On a souvent dit que Maurice Blanchard[5] n’avait que quarante lecteurs. Soyez le quarante-et-unième ! Même mort, il le mérite, et la lecture de son œuvre vous donnera à comprendre ce qu’est la littérature devenue. Un impossible, je pense. Ou alors, il faudrait que puisse s’écrire encore : « Mettre tous les atouts dans son jeu et abandonner la partie ! »

Mais revenons à Delteil dont nous restons proches (surtout à citer Debord et Blanchard). Sa Tuilerie que l’on veut aujourd’hui détruire est un un Palais d’objets et d’images assemblés au grand bonheur. Ambiance rococo, à la ressemblance des petits films de nos sommeils. Construction en mosaïque. Tout son style. Le hasard corrigé par une main de maître. Et le splendide à portée de vue.

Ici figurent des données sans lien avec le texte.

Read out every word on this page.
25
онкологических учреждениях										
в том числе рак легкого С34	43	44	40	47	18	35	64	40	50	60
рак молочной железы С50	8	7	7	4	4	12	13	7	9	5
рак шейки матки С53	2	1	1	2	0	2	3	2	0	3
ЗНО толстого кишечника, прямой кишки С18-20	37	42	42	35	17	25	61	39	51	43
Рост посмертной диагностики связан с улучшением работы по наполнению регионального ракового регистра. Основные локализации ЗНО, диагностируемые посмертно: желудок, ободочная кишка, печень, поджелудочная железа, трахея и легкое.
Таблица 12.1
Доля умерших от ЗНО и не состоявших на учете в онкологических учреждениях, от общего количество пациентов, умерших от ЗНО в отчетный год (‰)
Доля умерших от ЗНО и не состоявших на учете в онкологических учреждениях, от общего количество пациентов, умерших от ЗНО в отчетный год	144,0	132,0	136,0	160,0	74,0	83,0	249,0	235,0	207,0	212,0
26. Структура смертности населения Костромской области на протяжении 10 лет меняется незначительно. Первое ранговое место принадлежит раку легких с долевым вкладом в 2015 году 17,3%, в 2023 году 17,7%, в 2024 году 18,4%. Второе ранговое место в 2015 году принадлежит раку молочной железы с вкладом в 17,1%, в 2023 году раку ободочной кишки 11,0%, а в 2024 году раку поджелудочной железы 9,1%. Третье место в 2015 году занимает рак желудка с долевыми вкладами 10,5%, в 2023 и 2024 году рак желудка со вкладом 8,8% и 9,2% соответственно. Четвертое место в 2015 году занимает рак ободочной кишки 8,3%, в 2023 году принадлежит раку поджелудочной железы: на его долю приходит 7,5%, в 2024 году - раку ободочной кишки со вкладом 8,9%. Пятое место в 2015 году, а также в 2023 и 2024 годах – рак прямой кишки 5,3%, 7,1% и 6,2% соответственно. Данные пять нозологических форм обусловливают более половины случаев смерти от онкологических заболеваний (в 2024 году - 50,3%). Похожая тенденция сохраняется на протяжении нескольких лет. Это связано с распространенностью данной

L’homme a besoin de s’imbiber d’encre. Je veux dire de la couleur et des frissons du paysage. Si Flaubert préconisait d’écrire assis, Delteil se tient debout, marche, virevolte. C’est ainsi qu’il compose : l’œil ouvert, la peau offerte à tous les vents, et ses oreilles captant des voix d’astéroïdes et de sima.

 

        

 

                                                                                              Guy Darol

 

 



[1] Pas un mot dans L’Aventure hippie de Jean-Pierre Bouyxou – Pierre Delannoy, Paris, 2000. Ouvrage anti-truffe par excellence, avec postface du saigneur Noël Godin ; « le livre le plus complet sur le sujet », selon Frédéric H. Fajardie bée terriblement. Évincer Joseph Delteil du réseau de la fête, c’est louper l’un des paradigmes de la fuite au grand air.

[2] Cette miniature de 1958 est reprise dans Vraie blonde, et autres, Paris, 1998.

[3] Autrement dit, disciple de François d’Assise.

[4]  Sauf à ceux qui me lisent assidûment : Héros de papier ; Frank Zappa, La Parade de l’Homme-Wazoo.

[5] De Maurice Blanchard (1890 – 1960) : Les Barricades mystérieuses, Paris, 1994.